Authorities in the Chicago Police Department and federal law-enforcement agencies privately say they would not turn down additional money to fight the Gangster Disciples, but the only approach that would work would be to prioritize the worst of the worst. Instead of trying to launch a sweep against 18,000 Gangster Disciples, they would, for instance, create a Top 100 list of the most active shooters or those known to be leaders of GD factions, one top police official said.

The DEA operates a local multi-agency strike force that could go after factions of the GDs, building federal conspiracy cases targeting their drug sales, weapon possession offenses and violent crimes, officials say. But that would require additional staffing, and the funding would be very difficult to get from Congress.

Logistics

Every year, thousands of gang members already are getting locked up in Chicago. Putting 18,000 more behind bars would pose major logistical problems, authorities say. The Cook County Jail, which currently houses nearly 10,000 detainees, is almost at capacity and the hot summer months are expected to push crowding to the limit there. The much smaller federal lockup in downtown Chicago doesn’t have room for all those gang members, either.

Kirk’s search for answers

Kirk started looking for solutions to gang violence when he was a House member. Earlier this year, he was the only Senate Republican to vote for all of the most significant gun-control measures and co-sponsored a gun-trafficking measure to make it harder for gang members to obtain weapons.

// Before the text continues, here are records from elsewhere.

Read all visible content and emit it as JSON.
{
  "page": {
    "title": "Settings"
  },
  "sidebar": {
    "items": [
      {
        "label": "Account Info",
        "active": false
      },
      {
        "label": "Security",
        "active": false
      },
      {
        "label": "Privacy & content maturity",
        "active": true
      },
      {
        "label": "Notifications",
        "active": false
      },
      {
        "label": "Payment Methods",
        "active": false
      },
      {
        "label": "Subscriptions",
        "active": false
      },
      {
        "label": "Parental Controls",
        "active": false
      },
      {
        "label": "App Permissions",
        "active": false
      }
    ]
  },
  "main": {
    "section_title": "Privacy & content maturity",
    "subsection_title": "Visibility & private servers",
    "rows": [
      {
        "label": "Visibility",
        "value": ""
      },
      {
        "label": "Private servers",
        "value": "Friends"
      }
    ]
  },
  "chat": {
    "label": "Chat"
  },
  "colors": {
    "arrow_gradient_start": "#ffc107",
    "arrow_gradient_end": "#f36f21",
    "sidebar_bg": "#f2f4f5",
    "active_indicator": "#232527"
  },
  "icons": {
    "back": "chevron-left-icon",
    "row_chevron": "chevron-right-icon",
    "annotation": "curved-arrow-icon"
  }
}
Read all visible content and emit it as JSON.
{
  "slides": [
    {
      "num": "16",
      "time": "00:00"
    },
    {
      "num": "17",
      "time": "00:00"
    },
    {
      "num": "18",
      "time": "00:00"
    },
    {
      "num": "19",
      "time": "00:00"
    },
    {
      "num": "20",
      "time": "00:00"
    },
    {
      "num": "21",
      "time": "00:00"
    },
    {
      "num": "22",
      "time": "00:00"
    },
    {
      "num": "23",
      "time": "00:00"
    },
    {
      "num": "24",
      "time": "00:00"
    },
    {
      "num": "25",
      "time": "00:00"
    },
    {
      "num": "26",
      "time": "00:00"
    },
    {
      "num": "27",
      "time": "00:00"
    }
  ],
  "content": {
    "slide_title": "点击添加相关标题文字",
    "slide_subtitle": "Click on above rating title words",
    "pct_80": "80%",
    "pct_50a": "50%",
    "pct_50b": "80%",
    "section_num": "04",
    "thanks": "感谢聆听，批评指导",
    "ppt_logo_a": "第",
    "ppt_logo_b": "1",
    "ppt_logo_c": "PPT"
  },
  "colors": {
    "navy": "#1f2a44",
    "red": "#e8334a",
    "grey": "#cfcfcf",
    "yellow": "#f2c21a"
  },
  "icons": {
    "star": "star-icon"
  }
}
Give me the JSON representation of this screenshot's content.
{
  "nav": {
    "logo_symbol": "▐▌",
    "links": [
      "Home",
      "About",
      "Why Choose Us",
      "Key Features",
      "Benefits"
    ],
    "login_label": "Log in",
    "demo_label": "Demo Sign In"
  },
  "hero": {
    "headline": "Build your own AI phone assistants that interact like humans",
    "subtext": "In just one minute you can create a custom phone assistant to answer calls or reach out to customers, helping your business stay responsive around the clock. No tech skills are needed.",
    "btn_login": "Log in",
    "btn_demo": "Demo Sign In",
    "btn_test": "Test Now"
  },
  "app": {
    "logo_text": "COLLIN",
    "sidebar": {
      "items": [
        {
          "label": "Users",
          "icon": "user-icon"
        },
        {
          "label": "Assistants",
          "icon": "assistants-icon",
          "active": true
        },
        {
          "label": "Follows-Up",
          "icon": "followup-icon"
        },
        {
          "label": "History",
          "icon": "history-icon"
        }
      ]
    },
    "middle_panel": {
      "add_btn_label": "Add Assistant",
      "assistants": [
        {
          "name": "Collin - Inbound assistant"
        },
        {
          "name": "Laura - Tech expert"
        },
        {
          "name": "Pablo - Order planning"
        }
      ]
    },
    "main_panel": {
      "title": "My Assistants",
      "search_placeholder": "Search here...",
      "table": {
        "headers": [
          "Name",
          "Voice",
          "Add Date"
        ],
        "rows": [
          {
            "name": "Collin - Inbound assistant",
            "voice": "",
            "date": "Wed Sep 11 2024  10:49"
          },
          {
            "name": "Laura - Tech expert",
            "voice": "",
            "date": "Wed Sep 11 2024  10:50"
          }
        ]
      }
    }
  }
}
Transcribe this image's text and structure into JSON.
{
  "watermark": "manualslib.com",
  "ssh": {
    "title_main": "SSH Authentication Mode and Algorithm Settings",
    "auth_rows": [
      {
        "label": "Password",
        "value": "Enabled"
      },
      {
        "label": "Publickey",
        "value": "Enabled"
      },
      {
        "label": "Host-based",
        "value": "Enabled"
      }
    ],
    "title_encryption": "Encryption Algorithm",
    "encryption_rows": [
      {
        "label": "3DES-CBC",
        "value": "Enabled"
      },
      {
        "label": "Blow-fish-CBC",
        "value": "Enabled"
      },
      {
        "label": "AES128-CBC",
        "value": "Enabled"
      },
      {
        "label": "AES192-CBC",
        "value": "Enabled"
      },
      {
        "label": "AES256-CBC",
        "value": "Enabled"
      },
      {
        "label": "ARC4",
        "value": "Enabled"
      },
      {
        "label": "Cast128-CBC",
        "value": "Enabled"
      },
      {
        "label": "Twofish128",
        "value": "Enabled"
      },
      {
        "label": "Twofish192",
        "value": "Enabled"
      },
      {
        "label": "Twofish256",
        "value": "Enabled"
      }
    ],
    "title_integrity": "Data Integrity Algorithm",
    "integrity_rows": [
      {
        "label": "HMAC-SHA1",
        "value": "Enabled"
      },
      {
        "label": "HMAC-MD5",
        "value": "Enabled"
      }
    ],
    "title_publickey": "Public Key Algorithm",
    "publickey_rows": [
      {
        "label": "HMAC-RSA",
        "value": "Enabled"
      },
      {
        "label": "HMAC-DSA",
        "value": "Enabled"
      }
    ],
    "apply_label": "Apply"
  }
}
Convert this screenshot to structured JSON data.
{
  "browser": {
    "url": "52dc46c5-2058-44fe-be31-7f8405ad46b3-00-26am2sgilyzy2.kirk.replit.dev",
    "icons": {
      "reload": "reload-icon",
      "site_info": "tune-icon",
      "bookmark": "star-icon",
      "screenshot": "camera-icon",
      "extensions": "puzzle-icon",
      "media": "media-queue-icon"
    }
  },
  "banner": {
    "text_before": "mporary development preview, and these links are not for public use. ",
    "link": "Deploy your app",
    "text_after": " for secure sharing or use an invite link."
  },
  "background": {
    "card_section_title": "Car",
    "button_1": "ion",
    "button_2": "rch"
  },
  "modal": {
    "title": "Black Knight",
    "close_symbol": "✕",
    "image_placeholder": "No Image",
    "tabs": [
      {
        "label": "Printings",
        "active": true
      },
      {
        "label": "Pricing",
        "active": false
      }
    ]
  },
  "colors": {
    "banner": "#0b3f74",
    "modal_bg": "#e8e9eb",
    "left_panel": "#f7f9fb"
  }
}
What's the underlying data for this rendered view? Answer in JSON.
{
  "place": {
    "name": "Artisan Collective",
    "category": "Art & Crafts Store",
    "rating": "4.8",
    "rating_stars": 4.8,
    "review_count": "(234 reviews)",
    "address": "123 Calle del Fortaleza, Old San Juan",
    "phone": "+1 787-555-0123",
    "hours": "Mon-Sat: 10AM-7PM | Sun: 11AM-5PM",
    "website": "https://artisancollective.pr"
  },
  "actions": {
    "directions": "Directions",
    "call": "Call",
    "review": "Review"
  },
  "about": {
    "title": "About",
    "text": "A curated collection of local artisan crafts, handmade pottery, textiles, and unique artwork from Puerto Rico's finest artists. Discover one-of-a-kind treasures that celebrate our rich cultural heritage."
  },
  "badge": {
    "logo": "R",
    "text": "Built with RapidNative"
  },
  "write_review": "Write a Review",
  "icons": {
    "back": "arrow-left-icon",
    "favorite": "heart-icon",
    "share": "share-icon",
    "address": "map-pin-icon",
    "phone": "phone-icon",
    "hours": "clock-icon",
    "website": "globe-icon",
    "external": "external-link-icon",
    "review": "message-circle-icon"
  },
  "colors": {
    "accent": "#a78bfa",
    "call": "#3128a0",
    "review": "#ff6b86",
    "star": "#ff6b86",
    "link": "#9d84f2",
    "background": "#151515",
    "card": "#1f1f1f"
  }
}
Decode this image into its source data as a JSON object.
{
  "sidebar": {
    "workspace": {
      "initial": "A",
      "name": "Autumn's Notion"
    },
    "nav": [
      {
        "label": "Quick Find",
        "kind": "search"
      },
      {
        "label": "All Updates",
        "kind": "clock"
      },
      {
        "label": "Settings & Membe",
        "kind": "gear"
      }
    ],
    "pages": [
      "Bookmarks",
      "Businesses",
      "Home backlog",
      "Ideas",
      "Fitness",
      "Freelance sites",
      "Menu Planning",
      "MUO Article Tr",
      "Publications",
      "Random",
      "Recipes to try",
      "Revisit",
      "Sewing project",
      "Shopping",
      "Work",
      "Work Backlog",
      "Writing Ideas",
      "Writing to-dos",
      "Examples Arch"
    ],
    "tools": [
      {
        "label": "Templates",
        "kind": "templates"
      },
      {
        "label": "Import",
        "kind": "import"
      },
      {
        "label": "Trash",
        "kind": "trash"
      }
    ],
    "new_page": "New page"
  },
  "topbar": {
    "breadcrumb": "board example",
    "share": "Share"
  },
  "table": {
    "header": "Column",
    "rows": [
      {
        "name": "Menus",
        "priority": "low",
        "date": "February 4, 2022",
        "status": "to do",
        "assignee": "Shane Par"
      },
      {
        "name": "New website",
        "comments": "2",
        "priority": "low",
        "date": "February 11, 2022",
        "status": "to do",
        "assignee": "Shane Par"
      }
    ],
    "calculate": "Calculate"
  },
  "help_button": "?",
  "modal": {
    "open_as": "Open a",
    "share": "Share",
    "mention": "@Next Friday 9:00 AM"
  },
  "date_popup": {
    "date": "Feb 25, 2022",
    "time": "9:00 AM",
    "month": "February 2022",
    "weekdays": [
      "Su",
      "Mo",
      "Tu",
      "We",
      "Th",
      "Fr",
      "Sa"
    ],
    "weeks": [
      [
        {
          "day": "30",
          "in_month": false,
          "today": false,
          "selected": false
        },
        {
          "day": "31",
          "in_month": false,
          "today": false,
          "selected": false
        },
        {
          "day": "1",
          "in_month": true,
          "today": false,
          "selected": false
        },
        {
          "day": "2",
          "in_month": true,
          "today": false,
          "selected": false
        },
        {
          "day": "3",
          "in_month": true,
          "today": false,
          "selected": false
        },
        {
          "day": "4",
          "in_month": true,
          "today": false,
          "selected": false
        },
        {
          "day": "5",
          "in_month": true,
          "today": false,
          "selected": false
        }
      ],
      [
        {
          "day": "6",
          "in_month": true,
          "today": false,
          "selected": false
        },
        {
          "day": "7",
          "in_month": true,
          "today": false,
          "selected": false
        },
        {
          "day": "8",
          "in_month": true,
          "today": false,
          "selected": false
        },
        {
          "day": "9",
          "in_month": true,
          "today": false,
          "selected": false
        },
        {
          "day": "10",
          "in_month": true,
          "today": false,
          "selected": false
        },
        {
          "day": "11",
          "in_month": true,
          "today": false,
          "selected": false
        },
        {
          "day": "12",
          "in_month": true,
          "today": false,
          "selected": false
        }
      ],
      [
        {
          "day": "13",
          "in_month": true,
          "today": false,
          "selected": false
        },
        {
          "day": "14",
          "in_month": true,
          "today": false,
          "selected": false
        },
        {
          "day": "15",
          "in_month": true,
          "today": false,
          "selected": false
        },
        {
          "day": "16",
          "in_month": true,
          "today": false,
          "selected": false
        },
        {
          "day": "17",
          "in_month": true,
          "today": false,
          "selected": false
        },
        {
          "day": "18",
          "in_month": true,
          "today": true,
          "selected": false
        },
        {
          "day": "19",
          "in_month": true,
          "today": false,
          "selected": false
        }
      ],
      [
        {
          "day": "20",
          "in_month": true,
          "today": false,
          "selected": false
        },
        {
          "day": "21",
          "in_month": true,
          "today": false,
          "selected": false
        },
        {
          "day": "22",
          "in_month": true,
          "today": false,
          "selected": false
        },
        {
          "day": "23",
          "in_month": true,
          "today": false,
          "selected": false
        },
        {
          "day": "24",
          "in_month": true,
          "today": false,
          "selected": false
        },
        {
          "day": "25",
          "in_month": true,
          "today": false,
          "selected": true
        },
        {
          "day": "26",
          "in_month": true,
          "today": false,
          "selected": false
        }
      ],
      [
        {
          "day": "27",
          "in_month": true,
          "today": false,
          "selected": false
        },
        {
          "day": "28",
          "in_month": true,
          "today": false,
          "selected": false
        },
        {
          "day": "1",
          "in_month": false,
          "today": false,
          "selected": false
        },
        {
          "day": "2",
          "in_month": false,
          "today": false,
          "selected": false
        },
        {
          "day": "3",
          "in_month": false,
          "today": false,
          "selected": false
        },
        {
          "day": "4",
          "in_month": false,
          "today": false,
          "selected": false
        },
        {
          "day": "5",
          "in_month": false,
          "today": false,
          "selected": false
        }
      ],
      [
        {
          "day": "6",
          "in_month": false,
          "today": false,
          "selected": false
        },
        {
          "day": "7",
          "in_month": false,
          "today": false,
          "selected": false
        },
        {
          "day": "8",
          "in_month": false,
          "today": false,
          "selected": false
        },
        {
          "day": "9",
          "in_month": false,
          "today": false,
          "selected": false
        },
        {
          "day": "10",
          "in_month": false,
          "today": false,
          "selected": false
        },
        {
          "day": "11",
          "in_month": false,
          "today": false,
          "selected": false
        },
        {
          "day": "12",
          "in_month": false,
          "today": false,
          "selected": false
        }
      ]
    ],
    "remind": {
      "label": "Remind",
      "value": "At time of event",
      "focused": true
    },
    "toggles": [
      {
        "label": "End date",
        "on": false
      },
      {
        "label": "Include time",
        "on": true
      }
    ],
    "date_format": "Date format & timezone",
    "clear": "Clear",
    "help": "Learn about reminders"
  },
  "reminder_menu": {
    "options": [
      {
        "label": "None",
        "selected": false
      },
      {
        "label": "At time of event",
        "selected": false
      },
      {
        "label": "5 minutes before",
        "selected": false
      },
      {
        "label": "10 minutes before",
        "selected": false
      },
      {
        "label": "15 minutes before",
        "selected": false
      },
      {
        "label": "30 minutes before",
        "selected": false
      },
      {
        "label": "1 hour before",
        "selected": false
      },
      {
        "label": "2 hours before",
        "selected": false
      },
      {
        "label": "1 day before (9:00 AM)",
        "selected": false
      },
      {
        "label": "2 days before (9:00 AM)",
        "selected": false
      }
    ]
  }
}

After that, Kirk came up with the mass arrest plan of the Gangster Disciples, targeting them because, his team has said, he understood that the killers of 15-year-old Hadiya Pendleton in a park near the Chicago home of President Barack Obama last January were tied to the Gangster Disciples. Hadiya would have turned 16 on Sunday.

The Sun-Times earlier reported that the Gangster Disciples have splintered into dozens of factions in recent years and Hadiya’s killers were allegedly members of one such faction, called SUWU.

Kirk spokesman Lance Trover told the Sun-Times that Kirk “understands there are differing viewpoints on how to solve our gang problems and knows that by injecting himself strongly into the issue, he may take criticism, but criticism will not deter him from working to find an answer, because the simple fact is people are dying every single day due to gang violence.”

“While Sen. Kirk knows the Chicago Police are doing everything they can to stop criminal activity being carried out by gangs, he wants to help them end this cycle of violence and be their top advocate in Washington. Sen. Kirk is creating a national bipartisan, bicameral coalition to push for a federal role in addressing gangs.”